Spotify Officially Launches Play Store Pilot “User Choice Billing”

Photo credit: Mitchell Luo

In March, Google and Spotify announced a “revolutionary” agreement for “user-choice billing”, which gives subscribers the choice of paying for the music streaming app through Google Play Billing or the Spotify platform. herself. Now, companies have officially started rolling out direct billing in “selected markets.”

The Stockholm-based streaming service instead pointedly touted the start of the payment option’s test via an official announcement post; Spotify remains embroiled in a long-running dispute with Apple over App Store fees and policies.

And Google, for its part, has made it clear that other non-gaming Android developers can also apply to participate in the pilot, which is currently expanding to countries in the European Economic Area as well as Australia, Brazil, India, Indonesia, Japan, South Africa, and the United States

Spotify doesn’t appear to have publicly identified the specific countries in which it has already added user-choice billing, but executives have communicated plans to “expand our test to even more markets” over the “coming weeks.” “.

Predictably, given the aforementioned App Store dispute with Apple, Spotify also took the opportunity to compliment Google, which the music service says is working “to help level the playing field.” Game”.

“Google has taken a bold step to help level the playing field,” Spotify wrote, “but this is just the beginning. We look forward to testing, learning, and iterating on an ever-improving experience to our users in markets around the world.

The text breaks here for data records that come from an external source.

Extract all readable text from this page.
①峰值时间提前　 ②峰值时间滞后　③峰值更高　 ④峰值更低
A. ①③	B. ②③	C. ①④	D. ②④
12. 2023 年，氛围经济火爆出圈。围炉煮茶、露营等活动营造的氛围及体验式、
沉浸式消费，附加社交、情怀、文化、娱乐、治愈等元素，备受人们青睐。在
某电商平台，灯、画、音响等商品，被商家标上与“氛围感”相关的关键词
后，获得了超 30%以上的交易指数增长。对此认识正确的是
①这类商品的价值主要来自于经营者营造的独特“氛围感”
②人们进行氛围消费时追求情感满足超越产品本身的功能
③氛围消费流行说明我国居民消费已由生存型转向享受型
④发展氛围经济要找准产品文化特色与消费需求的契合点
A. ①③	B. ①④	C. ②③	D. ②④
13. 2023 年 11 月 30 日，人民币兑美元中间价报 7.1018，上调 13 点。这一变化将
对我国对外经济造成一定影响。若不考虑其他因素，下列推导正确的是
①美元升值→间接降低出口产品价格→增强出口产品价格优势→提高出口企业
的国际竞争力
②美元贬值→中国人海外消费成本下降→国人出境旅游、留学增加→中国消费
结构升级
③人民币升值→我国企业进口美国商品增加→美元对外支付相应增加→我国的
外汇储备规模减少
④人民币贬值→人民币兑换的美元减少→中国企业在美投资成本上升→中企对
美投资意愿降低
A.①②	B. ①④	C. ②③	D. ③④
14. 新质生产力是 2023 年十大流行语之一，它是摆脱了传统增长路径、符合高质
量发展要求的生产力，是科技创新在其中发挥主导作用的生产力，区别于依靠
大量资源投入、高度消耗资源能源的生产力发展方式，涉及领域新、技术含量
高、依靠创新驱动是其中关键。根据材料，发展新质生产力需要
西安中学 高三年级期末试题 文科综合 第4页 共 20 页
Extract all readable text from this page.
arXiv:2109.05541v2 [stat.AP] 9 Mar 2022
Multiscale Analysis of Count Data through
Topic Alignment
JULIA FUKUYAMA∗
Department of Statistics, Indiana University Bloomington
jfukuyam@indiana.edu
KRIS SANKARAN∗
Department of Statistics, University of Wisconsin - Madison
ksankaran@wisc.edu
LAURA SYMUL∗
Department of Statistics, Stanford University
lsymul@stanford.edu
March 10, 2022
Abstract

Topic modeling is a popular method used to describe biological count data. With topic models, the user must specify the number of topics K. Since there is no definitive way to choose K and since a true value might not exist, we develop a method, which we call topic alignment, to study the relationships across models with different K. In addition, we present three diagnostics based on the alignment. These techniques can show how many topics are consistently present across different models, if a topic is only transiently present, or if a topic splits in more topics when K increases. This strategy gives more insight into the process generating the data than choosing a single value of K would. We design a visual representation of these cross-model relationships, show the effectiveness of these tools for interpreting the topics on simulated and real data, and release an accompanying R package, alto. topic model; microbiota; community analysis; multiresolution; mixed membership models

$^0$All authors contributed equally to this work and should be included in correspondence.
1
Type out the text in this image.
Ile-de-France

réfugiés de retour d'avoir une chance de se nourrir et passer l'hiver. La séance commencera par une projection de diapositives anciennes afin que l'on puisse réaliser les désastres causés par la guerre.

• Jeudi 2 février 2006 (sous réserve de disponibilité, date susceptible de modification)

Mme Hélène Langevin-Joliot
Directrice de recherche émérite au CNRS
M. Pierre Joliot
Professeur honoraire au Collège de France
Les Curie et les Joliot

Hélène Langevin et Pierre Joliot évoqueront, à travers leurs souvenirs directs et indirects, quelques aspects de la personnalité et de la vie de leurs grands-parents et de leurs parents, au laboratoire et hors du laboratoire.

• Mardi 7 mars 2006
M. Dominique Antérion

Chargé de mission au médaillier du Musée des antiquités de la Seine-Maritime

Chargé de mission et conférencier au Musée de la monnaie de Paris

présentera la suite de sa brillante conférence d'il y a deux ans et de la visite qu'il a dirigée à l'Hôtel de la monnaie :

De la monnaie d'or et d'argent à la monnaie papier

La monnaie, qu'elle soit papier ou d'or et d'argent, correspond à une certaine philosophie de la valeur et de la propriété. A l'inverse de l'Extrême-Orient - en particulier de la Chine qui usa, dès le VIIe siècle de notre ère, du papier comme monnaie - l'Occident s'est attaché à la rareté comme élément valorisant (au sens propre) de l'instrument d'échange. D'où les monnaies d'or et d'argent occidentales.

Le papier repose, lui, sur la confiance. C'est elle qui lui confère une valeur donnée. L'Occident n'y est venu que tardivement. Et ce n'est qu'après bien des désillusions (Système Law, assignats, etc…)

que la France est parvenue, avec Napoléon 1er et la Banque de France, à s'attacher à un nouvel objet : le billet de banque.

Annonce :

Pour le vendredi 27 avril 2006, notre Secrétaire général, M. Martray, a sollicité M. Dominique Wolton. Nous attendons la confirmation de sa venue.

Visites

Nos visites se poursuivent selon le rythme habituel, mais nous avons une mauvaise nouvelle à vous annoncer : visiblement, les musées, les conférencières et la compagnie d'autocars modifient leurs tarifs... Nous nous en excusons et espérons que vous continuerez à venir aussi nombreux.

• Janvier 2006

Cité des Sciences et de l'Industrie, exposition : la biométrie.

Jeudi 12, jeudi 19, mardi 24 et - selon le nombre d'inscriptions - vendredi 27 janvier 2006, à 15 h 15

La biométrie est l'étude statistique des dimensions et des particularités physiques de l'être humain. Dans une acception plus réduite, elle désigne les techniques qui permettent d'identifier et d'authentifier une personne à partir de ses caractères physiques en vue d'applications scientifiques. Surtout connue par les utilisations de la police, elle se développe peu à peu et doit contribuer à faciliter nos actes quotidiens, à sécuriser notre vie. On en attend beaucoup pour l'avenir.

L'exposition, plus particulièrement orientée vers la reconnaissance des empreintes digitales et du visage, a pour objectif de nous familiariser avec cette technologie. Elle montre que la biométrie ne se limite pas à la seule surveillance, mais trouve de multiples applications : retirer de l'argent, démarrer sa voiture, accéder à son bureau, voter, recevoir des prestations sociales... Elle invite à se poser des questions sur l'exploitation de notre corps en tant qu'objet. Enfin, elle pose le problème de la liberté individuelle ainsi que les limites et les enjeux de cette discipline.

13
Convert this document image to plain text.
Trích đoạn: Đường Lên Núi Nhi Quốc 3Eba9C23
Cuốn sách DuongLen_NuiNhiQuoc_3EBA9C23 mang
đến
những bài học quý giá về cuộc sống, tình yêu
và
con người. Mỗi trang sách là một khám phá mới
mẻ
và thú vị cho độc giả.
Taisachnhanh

On that front, it emerged in late October that Apple had rejected Spotify’s latest update – including support for audiobooks, which the platform adopted in September – at least three times.

Although said update was eventually accepted after Spotify removed in-app verbiage about purchasing audiobooks through its website, according to reports, the process (and overall dispute) stands in stark contrast to the update. available the latest version of the application on the Play Store. To be sure, Google would have quickly approved the Spotify update.

Meanwhile, in September, Spotify chief Daniel Ek personally traveled to Brussels in a bid to “speed up” the European Union’s investigation into the App Store’s 30% fee on certain in-app transactions. Spotify first filed the underlying antitrust complaint in March 2019, and the European Commission launched an investigation into the matter in June 2020.

At the time of this writing, Spotify (NYSE: SPOT) stock was up nearly 5% from Thursday’s close, for a price per share of $82.01. The 16-year-old firm sparked another round of layoffs days ago and is reportedly considering a deal to buy Middle Eastern streaming platform Anghami.